PERFORMANCE REQUIRED BY USERS
LLB physicists have expressed the following performance requirements: the magnet must create a magnetic field capable of varying continuously from 0 to 1 tesla; it must be “steerable” in all three spatial directions; it must be homogeneous to better than 1000 ppm throughout the sample volume, which is a sphere of 5 mm radius (sample interaction zone). The space must remain accessible to the neutron detectors within a 75 mm area on either side of the equatorial plane, and at an angle covering 110° on either side of the incident beam axis in this plane.

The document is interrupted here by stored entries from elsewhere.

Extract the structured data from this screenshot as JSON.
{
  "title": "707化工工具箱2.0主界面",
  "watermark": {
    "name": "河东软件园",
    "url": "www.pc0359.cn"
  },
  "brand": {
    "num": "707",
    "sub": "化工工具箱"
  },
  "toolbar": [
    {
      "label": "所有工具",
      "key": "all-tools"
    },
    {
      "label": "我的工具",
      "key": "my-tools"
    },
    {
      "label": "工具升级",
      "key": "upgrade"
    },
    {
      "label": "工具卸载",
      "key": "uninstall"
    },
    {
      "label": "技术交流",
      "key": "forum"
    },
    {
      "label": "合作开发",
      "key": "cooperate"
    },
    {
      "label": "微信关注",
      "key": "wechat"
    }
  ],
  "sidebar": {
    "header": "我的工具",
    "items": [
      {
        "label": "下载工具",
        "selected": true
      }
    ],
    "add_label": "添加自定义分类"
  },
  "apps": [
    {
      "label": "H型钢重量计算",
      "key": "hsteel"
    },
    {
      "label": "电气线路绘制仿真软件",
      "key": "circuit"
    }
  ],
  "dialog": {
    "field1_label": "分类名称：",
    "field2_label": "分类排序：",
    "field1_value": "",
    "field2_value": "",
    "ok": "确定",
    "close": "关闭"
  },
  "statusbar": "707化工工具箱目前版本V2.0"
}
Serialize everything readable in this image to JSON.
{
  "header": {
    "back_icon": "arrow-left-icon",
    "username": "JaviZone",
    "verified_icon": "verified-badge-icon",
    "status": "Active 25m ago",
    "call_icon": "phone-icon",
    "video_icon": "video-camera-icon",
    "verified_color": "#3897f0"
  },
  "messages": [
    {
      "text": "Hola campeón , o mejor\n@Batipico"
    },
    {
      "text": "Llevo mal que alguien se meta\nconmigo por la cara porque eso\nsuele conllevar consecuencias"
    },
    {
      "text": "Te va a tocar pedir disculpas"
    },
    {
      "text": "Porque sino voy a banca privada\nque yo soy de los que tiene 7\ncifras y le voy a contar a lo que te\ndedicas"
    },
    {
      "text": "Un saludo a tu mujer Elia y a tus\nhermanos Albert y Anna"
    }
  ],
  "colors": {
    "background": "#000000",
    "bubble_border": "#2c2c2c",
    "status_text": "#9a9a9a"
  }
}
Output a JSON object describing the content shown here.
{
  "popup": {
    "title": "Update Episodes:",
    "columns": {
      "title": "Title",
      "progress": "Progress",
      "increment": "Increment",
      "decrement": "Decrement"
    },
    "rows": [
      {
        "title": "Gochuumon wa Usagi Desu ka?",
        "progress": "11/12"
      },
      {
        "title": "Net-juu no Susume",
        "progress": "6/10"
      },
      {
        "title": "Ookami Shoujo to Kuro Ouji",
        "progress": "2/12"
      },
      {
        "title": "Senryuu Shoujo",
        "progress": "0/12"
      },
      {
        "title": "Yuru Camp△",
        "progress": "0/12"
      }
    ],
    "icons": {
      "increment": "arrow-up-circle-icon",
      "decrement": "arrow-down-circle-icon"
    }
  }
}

Samples analyzed by diffraction come in their own cryostat which must be inserted into the core of the WAVE magnet from above. A central sample well with a warm diameter of at least 100 mm must be provided for this purpose.
MAGNET GEOMETRY
These conditions are obtained by the design patented in 2012. A pair of coils known as Helmholtz's (in green on the 3D view), arranged horizontally on either side of the equatorial plane and centered on the sample well, generate the vertical component of the magnetic field. They are shielded by two compensating coils. Note that these shielding coils also contribute to field homogeneity around the sample. The horizontal component of the field is created by the leakage fields emanating from 12 coils that are arranged on two hexagons (one at the top and one at the bottom) and supplied in opposition.
TECHNICAL CHARACTERISTICS
The 16 solenoids are wound with a 0.68 mm x 1.08 mm NbTi superconductor, impregnated and embedded in aluminum casing. This casing is cooled indirectly by liquid helium circulating in a thermosiphon, the reservoir of which acts as a phase separator and is cooled by a cryogenerator, according to the “termautonome” principle studied at SACM. The WAVE coils are powered by four independent 200 A power supplies through HTS current leads. They are protected by cold diodes. The cryostat is shown opposite together with all the other equipment.
THE WAVE NEUTRON MAGNET
The magnet was ordered turnkey from the company Sigmaphi and is scheduled for delivery to Saclay in June 2017. The project is supported by the Ile-de-France Region through the NanoK-2014-ML-005 Grant.